Because the FBI cited three different exemptions under the FOIA for withholding most of the information, challenging the withholding required litigating each exemption separately, and each had a separate body of case law to be studied and invoked.

When Rosenbaum and Marmalefsky sat down to discuss strategy, they conceded that the law was clear that we would never get some of the withheld information; the names of confidential informants, for instance, were clearly protected. So we decided at the outset to notify the FBI that we were not seeking those names, the names of FBI or nonfederal law enforcement officers, or technical source symbol numbers. We were challenging the claims made for withholding only some of the information: particularly the material claimed under "national security" and the information provided by confidential sources. We were not seeking the names of the informers, but we were seeking the information they provided.

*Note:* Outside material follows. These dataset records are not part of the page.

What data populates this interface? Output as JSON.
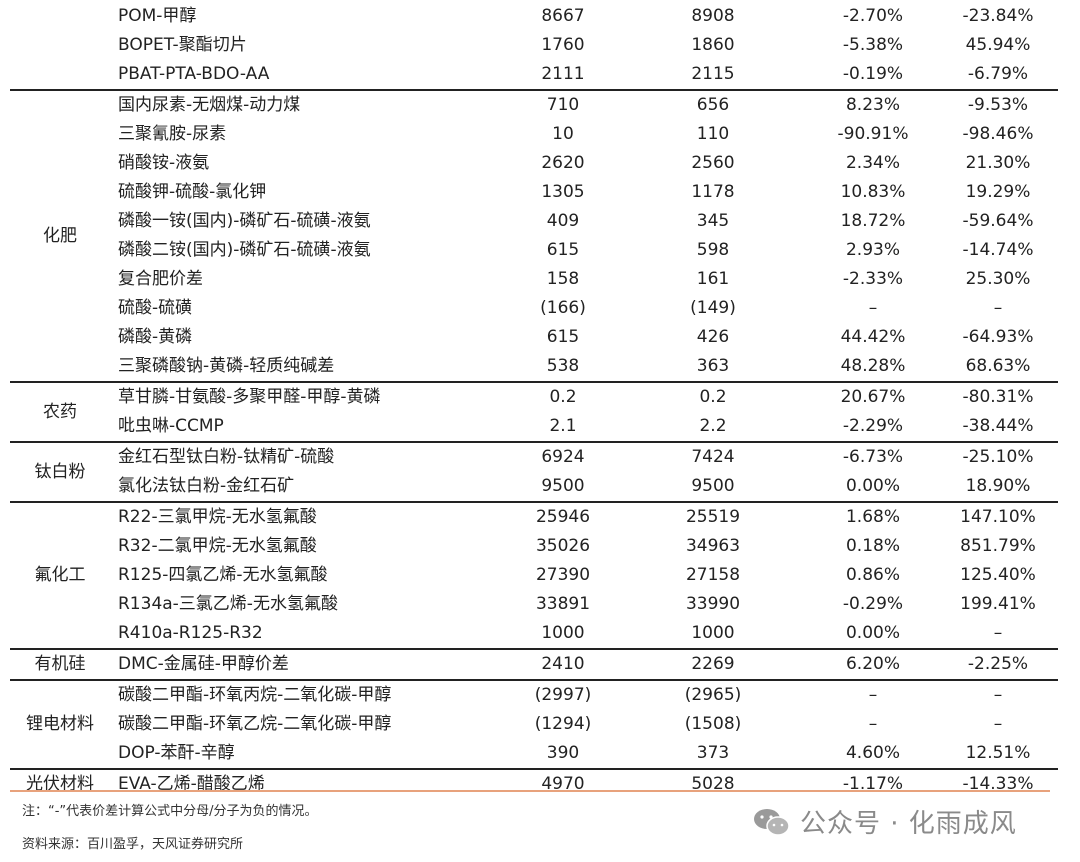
{
  "rows": [
    {
      "cat": "",
      "name": "POM-甲醇",
      "v1": "8667",
      "v2": "8908",
      "c1": "-2.70%",
      "c2": "-23.84%",
      "start": false
    },
    {
      "cat": "",
      "name": "BOPET-聚酯切片",
      "v1": "1760",
      "v2": "1860",
      "c1": "-5.38%",
      "c2": "45.94%",
      "start": false
    },
    {
      "cat": "",
      "name": "PBAT-PTA-BDO-AA",
      "v1": "2111",
      "v2": "2115",
      "c1": "-0.19%",
      "c2": "-6.79%",
      "start": false
    },
    {
      "cat": "化肥",
      "span": 10,
      "name": "国内尿素-无烟煤-动力煤",
      "v1": "710",
      "v2": "656",
      "c1": "8.23%",
      "c2": "-9.53%",
      "start": true
    },
    {
      "name": "三聚氰胺-尿素",
      "v1": "10",
      "v2": "110",
      "c1": "-90.91%",
      "c2": "-98.46%"
    },
    {
      "name": "硝酸铵-液氨",
      "v1": "2620",
      "v2": "2560",
      "c1": "2.34%",
      "c2": "21.30%"
    },
    {
      "name": "硫酸钾-硫酸-氯化钾",
      "v1": "1305",
      "v2": "1178",
      "c1": "10.83%",
      "c2": "19.29%"
    },
    {
      "name": "磷酸一铵(国内)-磷矿石-硫磺-液氨",
      "v1": "409",
      "v2": "345",
      "c1": "18.72%",
      "c2": "-59.64%"
    },
    {
      "name": "磷酸二铵(国内)-磷矿石-硫磺-液氨",
      "v1": "615",
      "v2": "598",
      "c1": "2.93%",
      "c2": "-14.74%"
    },
    {
      "name": "复合肥价差",
      "v1": "158",
      "v2": "161",
      "c1": "-2.33%",
      "c2": "25.30%"
    },
    {
      "name": "硫酸-硫磺",
      "v1": "(166)",
      "v2": "(149)",
      "c1": "–",
      "c2": "–"
    },
    {
      "name": "磷酸-黄磷",
      "v1": "615",
      "v2": "426",
      "c1": "44.42%",
      "c2": "-64.93%"
    },
    {
      "name": "三聚磷酸钠-黄磷-轻质纯碱差",
      "v1": "538",
      "v2": "363",
      "c1": "48.28%",
      "c2": "68.63%"
    },
    {
      "cat": "农药",
      "span": 2,
      "name": "草甘膦-甘氨酸-多聚甲醛-甲醇-黄磷",
      "v1": "0.2",
      "v2": "0.2",
      "c1": "20.67%",
      "c2": "-80.31%",
      "start": true
    },
    {
      "name": "吡虫啉-CCMP",
      "v1": "2.1",
      "v2": "2.2",
      "c1": "-2.29%",
      "c2": "-38.44%"
    },
    {
      "cat": "钛白粉",
      "span": 2,
      "name": "金红石型钛白粉-钛精矿-硫酸",
      "v1": "6924",
      "v2": "7424",
      "c1": "-6.73%",
      "c2": "-25.10%",
      "start": true
    },
    {
      "name": "氯化法钛白粉-金红石矿",
      "v1": "9500",
      "v2": "9500",
      "c1": "0.00%",
      "c2": "18.90%"
    },
    {
      "cat": "氟化工",
      "span": 5,
      "name": "R22-三氯甲烷-无水氢氟酸",
      "v1": "25946",
      "v2": "25519",
      "c1": "1.68%",
      "c2": "147.10%",
      "start": true
    },
    {
      "name": "R32-二氯甲烷-无水氢氟酸",
      "v1": "35026",
      "v2": "34963",
      "c1": "0.18%",
      "c2": "851.79%"
    },
    {
      "name": "R125-四氯乙烯-无水氢氟酸",
      "v1": "27390",
      "v2": "27158",
      "c1": "0.86%",
      "c2": "125.40%"
    },
    {
      "name": "R134a-三氯乙烯-无水氢氟酸",
      "v1": "33891",
      "v2": "33990",
      "c1": "-0.29%",
      "c2": "199.41%"
    },
    {
      "name": "R410a-R125-R32",
      "v1": "1000",
      "v2": "1000",
      "c1": "0.00%",
      "c2": "–"
    },
    {
      "cat": "有机硅",
      "span": 1,
      "name": "DMC-金属硅-甲醇价差",
      "v1": "2410",
      "v2": "2269",
      "c1": "6.20%",
      "c2": "-2.25%",
      "start": true
    },
    {
      "cat": "锂电材料",
      "span": 3,
      "name": "碳酸二甲酯-环氧丙烷-二氧化碳-甲醇",
      "v1": "(2997)",
      "v2": "(2965)",
      "c1": "–",
      "c2": "–",
      "start": true
    },
    {
      "name": "碳酸二甲酯-环氧乙烷-二氧化碳-甲醇",
      "v1": "(1294)",
      "v2": "(1508)",
      "c1": "–",
      "c2": "–"
    },
    {
      "name": "DOP-苯酐-辛醇",
      "v1": "390",
      "v2": "373",
      "c1": "4.60%",
      "c2": "12.51%"
    },
    {
      "cat": "光伏材料",
      "span": 1,
      "name": "EVA-乙烯-醋酸乙烯",
      "v1": "4970",
      "v2": "5028",
      "c1": "-1.17%",
      "c2": "-14.33%",
      "start": true
    }
  ],
  "note": "注：“-”代表价差计算公式中分母/分子为负的情况。",
  "source": "资料来源：百川盈孚，天风证券研究所",
  "watermark": "公众号 · 化雨成风",
  "colors": {
    "rule": "#222222",
    "accent_rule": "#e8a27c",
    "watermark": "#8a8a8a"
  }
}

The "national security" information provided the most obvious target - how could release of twelve-year-old information about a dead rock star possibly endanger the national security? - but was also the most difficult to obtain. Mark Rosenbaum told me that the biggest problem in the case was that "courts fear divulging national security documents. They believe that courts should tread lightly in this area. They pay enormous deference to executive branch claims concerning national security."